I was pretty sure I was not going to purchase either of the kittens whose pictures and videos I’d expressed interest in when I went to meet this breeder. And I didn’t. Because she brought out three kittens, including one whose photo I initially dismissed as being “too vanilla.” And that was the little guy who chose me, coming to rest on my shoulder and purring loudly the minute she took him out of his carrier. Game over.

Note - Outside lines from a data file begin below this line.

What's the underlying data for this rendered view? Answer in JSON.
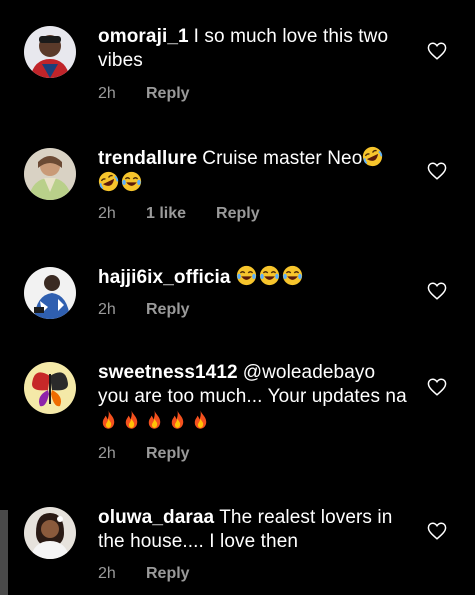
{
  "comments": [
    {
      "username": "omoraji_1",
      "text": "I so much love this two vibes",
      "emojis": [],
      "time": "2h",
      "likes": "",
      "reply": "Reply",
      "avatar": "person-avatar"
    },
    {
      "username": "trendallure",
      "text": "Cruise master Neo",
      "emojis": [
        "rofl",
        "rofl",
        "joy"
      ],
      "time": "2h",
      "likes": "1 like",
      "reply": "Reply",
      "avatar": "person-avatar"
    },
    {
      "username": "hajji6ix_officia",
      "text": "",
      "emojis": [
        "joy",
        "joy",
        "joy"
      ],
      "time": "2h",
      "likes": "",
      "reply": "Reply",
      "avatar": "person-avatar"
    },
    {
      "username": "sweetness1412",
      "text": "@woleadebayo you are too much... Your updates na",
      "emojis": [
        "fire",
        "fire",
        "fire",
        "fire",
        "fire"
      ],
      "time": "2h",
      "likes": "",
      "reply": "Reply",
      "avatar": "butterfly-logo-avatar"
    },
    {
      "username": "oluwa_daraa",
      "text": "The realest lovers in the house.... I love then",
      "emojis": [],
      "time": "2h",
      "likes": "",
      "reply": "Reply",
      "avatar": "person-avatar"
    }
  ],
  "icons": {
    "like": "heart-outline-icon"
  },
  "colors": {
    "background": "#000000",
    "text": "#ffffff",
    "meta": "#9a9a9a"
  }
}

I’ve had Adrian for three months now and he’s anything but vanilla. While people wondered why I named him after Adrian Paul in the “Highlander” he’s pretty much living up to his moniker in terms of cuteness and miniature fierceness, doing all the things that I’d hoped for Peabody when we moved here in June of 2020, hanging out on the lanai most of the day, chasing leaves, bugs and the occasional gecko who dares venture out (I’ve already rescued a couple from his mouth). He gets the zoomies and sleeps in the giant cat condo one of my neighbors gave me when her client’s cat died unexpectedly; Peabody wanted nothing to do with it and I used it for occasional clothes storage when I was being lazy. Adrian the Highlander tries to pull packages of chicken out the refrigerator when he thinks I’m not looking and steals my clothes if I happen to drop them on the floor even though they are too much for his size and he gets entangled. And he wrinkles his nose when he meows and those curly ears…OK, I’m stopping now.
Both THREE RINGLING CIRCUS and Adrian have been exhausting and frustrating at times, launching themselves into my relatively new life in Florida, creating laughter and chaos. And while they’ve been preceded by other books and felines, with hopefully more of the former to come, unlike a certain brand of potato chip “there can be only one” of each and I’m grateful for both.